The railway from Golmud in the northwestern Qinghai Province to Lhasa is a landmark project in China's plan to develop its western regions.
The 1,142-km Qinghai-Tibet Railway from Golmud in Qinghai Province to Lhasa is the most elevated rail route in the world, reaching an altitude of up to 5,072 meters. The central government of China decided to build the railway in 2001, allocating 26.2 billion yuan (US$3.1 billion) for this project in western China.
Sun Yongfu, vice minister of railways and also deputy head of Qinghai-Tibet railway construction group, said that in 2004, the country invested 6.8 billion yuan (US$822 million) in the railway. In 2005, the budget is 5.5 billion yuan (US$665 million).

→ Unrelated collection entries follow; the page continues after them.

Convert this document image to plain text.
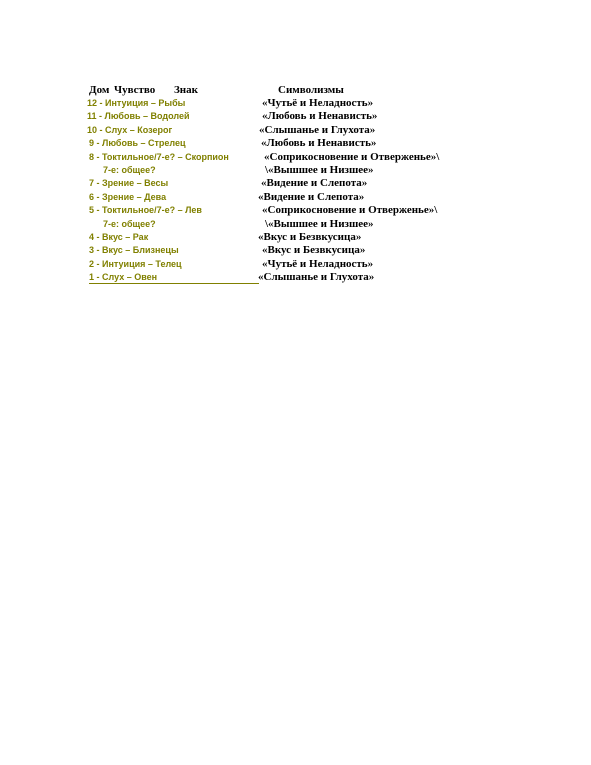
Дом Чувство Знак	Символизмы
12 - Интуиция – Рыбы	«Чутьё и Неладность»
11 - Любовь – Водолей	«Любовь и Ненависть»
10 - Слух – Козерог	«Слышанье и Глухота»
9 - Любовь – Стрелец	«Любовь и Ненависть»
8 - Токтильное/7-е? – Скорпион	«Соприкосновение и Отверженье»\
7-е: общее?	\«Вышшее и Низшее»
7 - Зрение – Весы	«Видение и Слепота»
6 - Зрение – Дева	«Видение и Слепота»
5 - Токтильное/7-е? – Лев	«Соприкосновение и Отверженье»\
7-е: общее?	\«Вышшее и Низшее»
4 - Вкус – Рак	«Вкус и Безвкусица»
3 - Вкус – Близнецы	«Вкус и Безвкусица»
2 - Интуиция – Телец	«Чутьё и Неладность»
1 - Слух – Овен	«Слышанье и Глухота»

Workers have laid tracks on 743 kilometers, 67 percent of the total length. Work on two-thirds of the key projects on the railway line has been completed. Its construction has cost 19.8 billion yuan (US$2.3 billion), according to the ministry.
The railway has extended into Gulu, a town in Nagqu County in northern Tibet, the last stop before it reaches Lhasa.
After it opens in 2007, the railway is expected to link Lhasa with Qinghai's provincial capital Xining and major cities of Beijing, Chengdu, Shanghai and Guangzhou.
Traffic has been one of the major obstacles to the economic development of Tibet, which makes up about one eighth of China's territory and was the only provincial area without a single inch of operating rail route.